Meu Denon é s720w e somente suporta mais duas caixas ACHO…
Obrigado
Bom dia Paulo, gostei da sua explicação que me tirou algumas dúvidas quanto a geometria das configurações. Vi que tem outros artigos, porém ao tentar acessá-los a página dá erro. Queria saber mais a respeito da matéria dos novos decoders DTS:x e DTS Neural:X.
Paulo, bom dia.
Com relação a instalação caixas em um sistema dolby atmos, seguindo sua sugestão em outra matéria, poderia usar uma instalação 5.1.4.
Utilizando um receiver 9.2, se adotar sua sugestão das caixas height, 2 frontais e duas traseiras, sobraria espaço para as caixas convencionais frontais e mais 2 surround.
Minhas perguntas são:
Posso instalar as caixas height no teto?
Quanto as caixas surround, posso instalá-las também no teto, no caso um pouco a frente das height e lateralmente em relação as height?
Obrigado.
Olá, Ricardo,
Você pode instalar as caixas Height no teto, modificando o layout no setup do receiver, para evitar a dispersão errada da trilha Atmos.

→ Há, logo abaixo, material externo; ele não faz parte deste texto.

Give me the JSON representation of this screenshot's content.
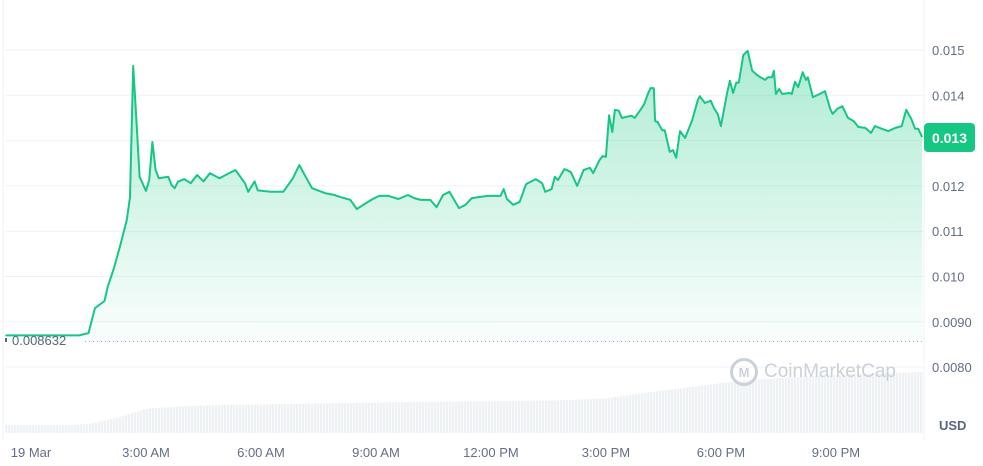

Na minha opinião instalar caixas surround no teto é um erro, porque a mixagem leva em consideração a altura nas paredes mais próximas do ouvinte e jamais no teto. Além disso, todos os codecs 3D sem exceção pressupõem a existência de caixas no plano inferior (5.1, 6.1 ou 7.1), portanto as caixas surround e surround back tem que ser instaladas na parte de baixo da sala.